O rancho dos ciganos

29 de junho de 2025 às 13h27 Por Heron Cid
Imagem de um rancho de ciganos (Reproduzida do Blog do Sávio Almeida - AL)

O alarido começou antes de o sol raiar. Nas calçadas daquela Marizópolis, o comentário já era grande. Ao tomar conhecimento do burburinho, fiz o que todos os meninos estavam fazendo naquela manhã nublada. Corri rápido na direção do rancho dos ciganos.

Antes de chegar lá, vi logo uma pequena multidão perto da casinha onde morava uma família cigana, nos arredores da comunidade. Lá, ainda dava pra ver um rastro de sangue e rede armada de Joaquim – a vítima que dormia na varanda, alvejada à traição.

Um bando de ciganos inimigos, oriundo do Ceará, chegou de carro na madrugada. Por certo, já sabiam que o alvo estava em local de fácil acesso. Quase indefeso e sem chance de reação.

Não tiveram dificuldades de executar a missão. Só não contavam com a rápida rebordosa. Ao ouvir os disparos, os ciganos da cidade conseguiram derrubar um dos inimigos. Os outros fugiram.

Quando cheguei no rancho, avistei Benones, irmão de Benevides, com o braço enfaixado. Sofreu um balaço no tiroteio. Disseram que ele tirou a faca da cintura e a bala do próprio braço.
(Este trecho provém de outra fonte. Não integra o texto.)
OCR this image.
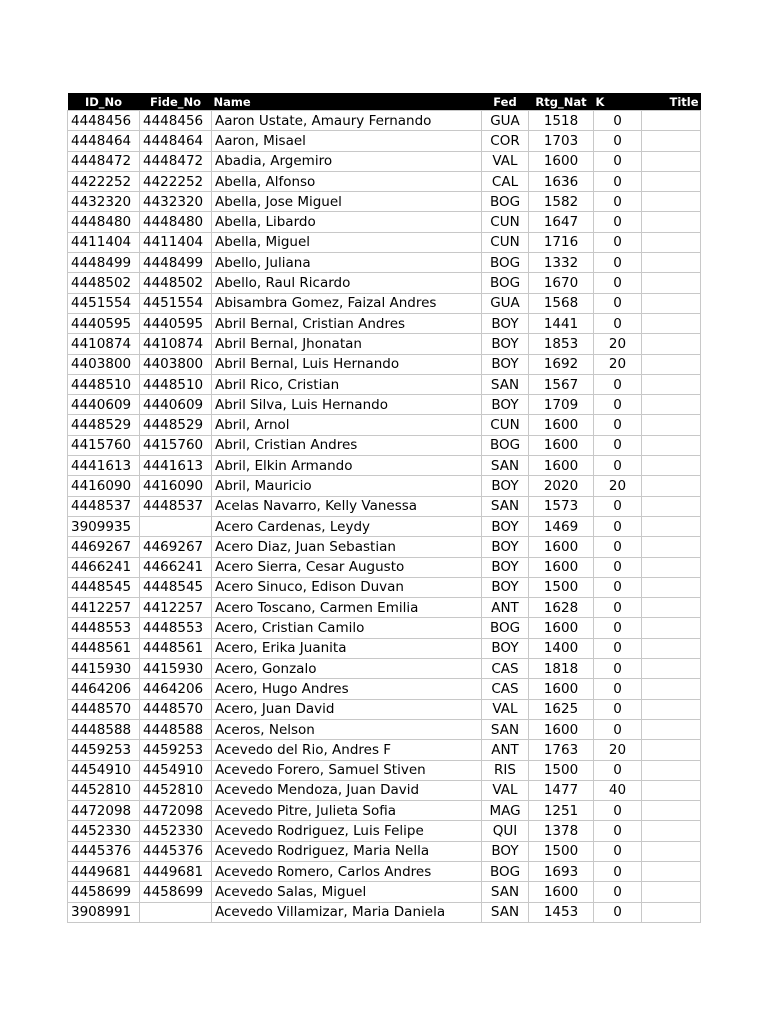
ID_No	Fide_No	Name	Fed	Rtg_Nat	K	Title
4448456	4448456	Aaron Ustate, Amaury Fernando	GUA	1518	0	
4448464	4448464	Aaron, Misael	COR	1703	0	
4448472	4448472	Abadia, Argemiro	VAL	1600	0	
4422252	4422252	Abella, Alfonso	CAL	1636	0	
4432320	4432320	Abella, Jose Miguel	BOG	1582	0	
4448480	4448480	Abella, Libardo	CUN	1647	0	
4411404	4411404	Abella, Miguel	CUN	1716	0	
4448499	4448499	Abello, Juliana	BOG	1332	0	
4448502	4448502	Abello, Raul Ricardo	BOG	1670	0	
4451554	4451554	Abisambra Gomez, Faizal Andres	GUA	1568	0	
4440595	4440595	Abril Bernal, Cristian Andres	BOY	1441	0	
4410874	4410874	Abril Bernal, Jhonatan	BOY	1853	20	
4403800	4403800	Abril Bernal, Luis Hernando	BOY	1692	20	
4448510	4448510	Abril Rico, Cristian	SAN	1567	0	
4440609	4440609	Abril Silva, Luis Hernando	BOY	1709	0	
4448529	4448529	Abril, Arnol	CUN	1600	0	
4415760	4415760	Abril, Cristian Andres	BOG	1600	0	
4441613	4441613	Abril, Elkin Armando	SAN	1600	0	
4416090	4416090	Abril, Mauricio	BOY	2020	20	
4448537	4448537	Acelas Navarro, Kelly Vanessa	SAN	1573	0	
3909935		Acero Cardenas, Leydy	BOY	1469	0	
4469267	4469267	Acero Diaz, Juan Sebastian	BOY	1600	0	
4466241	4466241	Acero Sierra, Cesar Augusto	BOY	1600	0	
4448545	4448545	Acero Sinuco, Edison Duvan	BOY	1500	0	
4412257	4412257	Acero Toscano, Carmen Emilia	ANT	1628	0	
4448553	4448553	Acero, Cristian Camilo	BOG	1600	0	
4448561	4448561	Acero, Erika Juanita	BOY	1400	0	
4415930	4415930	Acero, Gonzalo	CAS	1818	0	
4464206	4464206	Acero, Hugo Andres	CAS	1600	0	
4448570	4448570	Acero, Juan David	VAL	1625	0	
4448588	4448588	Aceros, Nelson	SAN	1600	0	
4459253	4459253	Acevedo del Rio, Andres F	ANT	1763	20	
4454910	4454910	Acevedo Forero, Samuel Stiven	RIS	1500	0	
4452810	4452810	Acevedo Mendoza, Juan David	VAL	1477	40	
4472098	4472098	Acevedo Pitre, Julieta Sofia	MAG	1251	0	
4452330	4452330	Acevedo Rodriguez, Luis Felipe	QUI	1378	0	
4445376	4445376	Acevedo Rodriguez, Maria Nella	BOY	1500	0	
4449681	4449681	Acevedo Romero, Carlos Andres	BOG	1693	0	
4458699	4458699	Acevedo Salas, Miguel	SAN	1600	0	
3908991		Acevedo Villamizar, Maria Daniela	SAN	1453	0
Ao redor de uma das barracas, além de choro das mulheres e revolta indisfarçável dos homens, um caldeirão no fogo à lenha. A conversa era que estavam assando a orelha do inimigo morto no combate.

Essas e outras histórias – verdadeiras ou não –  povoaram o imaginário de Marizópolis sobre a cigania. A minha casa mesmo, na Ana Rocha número 18, abrigou velório de jovem cigana.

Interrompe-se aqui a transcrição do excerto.